Son yıllarda, boşanma oranlarının giderek arttığını bu duruma sadece haberlerde veya gazetelerde yazılı olan rakamlarla değil, çevremizden de birebir tanık oluyoruz diyerek sözlerine başlayan Özkaya; “Genel olarak bakıldığında toplumda her bireyin; kendisi, bir arkadaşı veya akrabası boşanma sürecinden geçiyor. Boşanma süreci ve sürecin getirdiği değişiklikler, her aile üyesini farklı şekillerde etkiliyor. İlişkide yaşanan çatışmalar ve anlaşmazlıklar ile birlikte gelgitlerle giden bir süreç sonunda, boşanma kararı ile sonuçlanır. Fakat bazı insanlar için; sosyo-ekonomik durum veya yalnız kalmaya dair endişe, kaygı, korku veya ‘’boşandığım durumda çocuklarım ne olacak?’’ gibi sorular da yaşanılan gelgitlerde önemli etkendir.” dedi.

TÜİK verilerine değinen Özkaya; “Türkiye’de son 20 yılda evlenme oranı düşerken boşanma oranı hızla yükseliyor. 2021’de 562 bin evlilik yapıldı, 174 bin de boşanma kayda geçti. 2001-2021 arasını kapsayan son 20 yılda bin kişilik nüfus başına düşen evlenme sayısını ifade eden 'kaba evlenme hızı' yüzde 20 düşerken 'kaba boşanma hızı' ise yüzde 47 arttı.” ifadelerini kullandı.

Evlilikte yaşanılan sorunların birbine benzer olduğunu aktaran Özkaya; “Evlilik sürecinde yaşanan çatışmalar, tartışmalar her ilişkinin kendisine özgüdür ve benzersizdir. Her kişinin yaşadığı kendisine özgü, fakat tepkileri farklı olsa da, sonuçlarının kişiler üzerinde benzer olduğu görülür.” ifadelerini kullandı.

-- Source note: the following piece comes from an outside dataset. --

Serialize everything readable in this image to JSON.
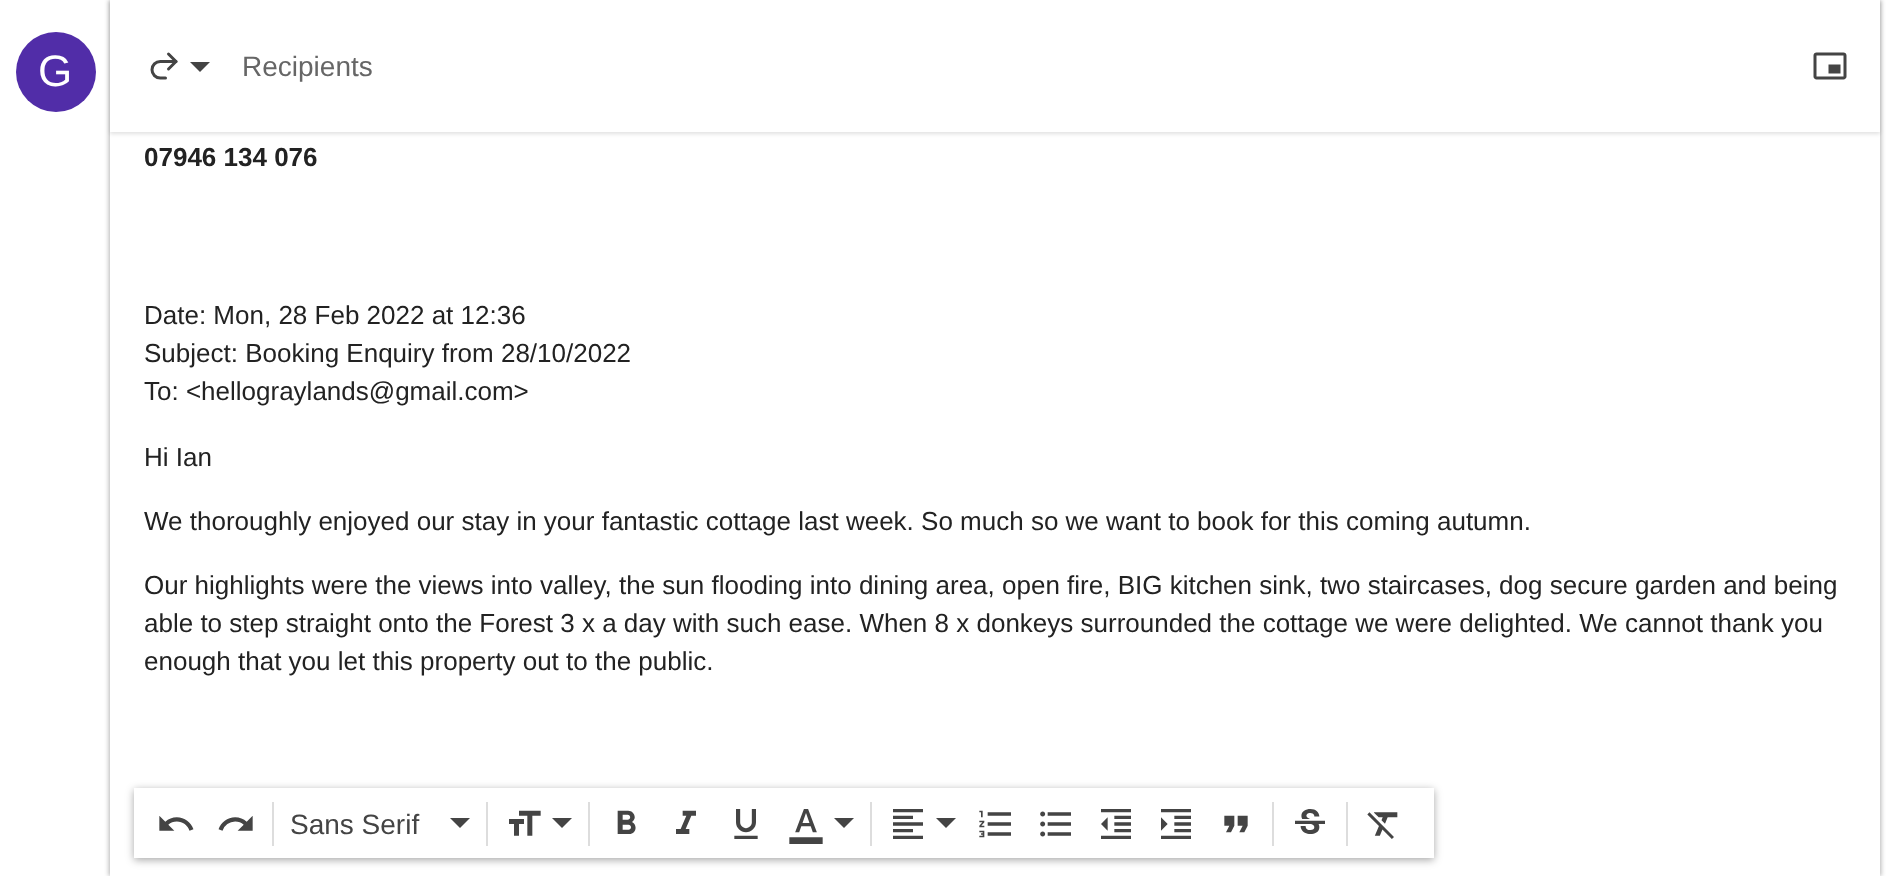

Boşanma nedenlerinden bahseden Özkaya; “Çatışmayla artan gerilimin yüksek olduğu noktada; ilgisizlik, yalan, aldatma, eleştiri veya şiddet gibi travmatik deneyimler olmaktadır. İlişki, bu gibi kişiler üzerinde yarattığı travmatik etkilerle birlikte, yara alır. İlişki travmaları, kişilerin kendilerine dair yetersizlik veya değersizlik düşünceleri geliştirmelerine sebep olabilir. İlişki sürecinde kendisini; yetersiz, değersiz, yalnız olduğu gibi düşüncelerle birlikte çaresiz hissetmiş kişiler, bu gibi düşüncelerin boşanma sonrasında ortadan kalkacağını sanabilirler. Fakat bunun bir garantisi olmayacağı gibi, kendimizi mutlu, huzurlu hissetmenin tamamen kişinin kendi elinde olduğu da bilinmesi gerekmektedir. Genel olarak boşanmanın sebepleri: Güven sarsıcı davranışlar, cinsel ilişkiden kaçınma, eşi doğal olmayan yoldan cinsel birleşmeye zorlama, eşlerin aile bireylerine kötü davranması ve hakaret etmesi, aşırı borçlanma sebebi ile icra takibine maruz kalma, eşini sevmediğini beyan etme, eşinin bağımsız konut isteğine duyarsız kalma, eşin ev işlerini yapmaktan kaçınması, eşlerin çocuklarının bakımı, eğitimi vs. ilgilenmemesi, evlilik sırlarının başkalarına anlatılması, Eşin ahlaksızlıkla itham edilmesi.” açıklamasını yaptı.

Sorun yaşayan ailelerin mutlaka uzman desteği alması gerektiğini belirten Özkaya; “Bu tarz sorunları aile olarak yaşayan çiftlerin öncelikle psikologlar, aile danışmanları veya aile terapistlerinden destek alması gerekiyor. Bir uzmana danıştıktan sonra sorunlar tespit edilip, sorunların üzerine giderek çözümü sağlanabilir.” diyerek konuşmasını sonlandırdı.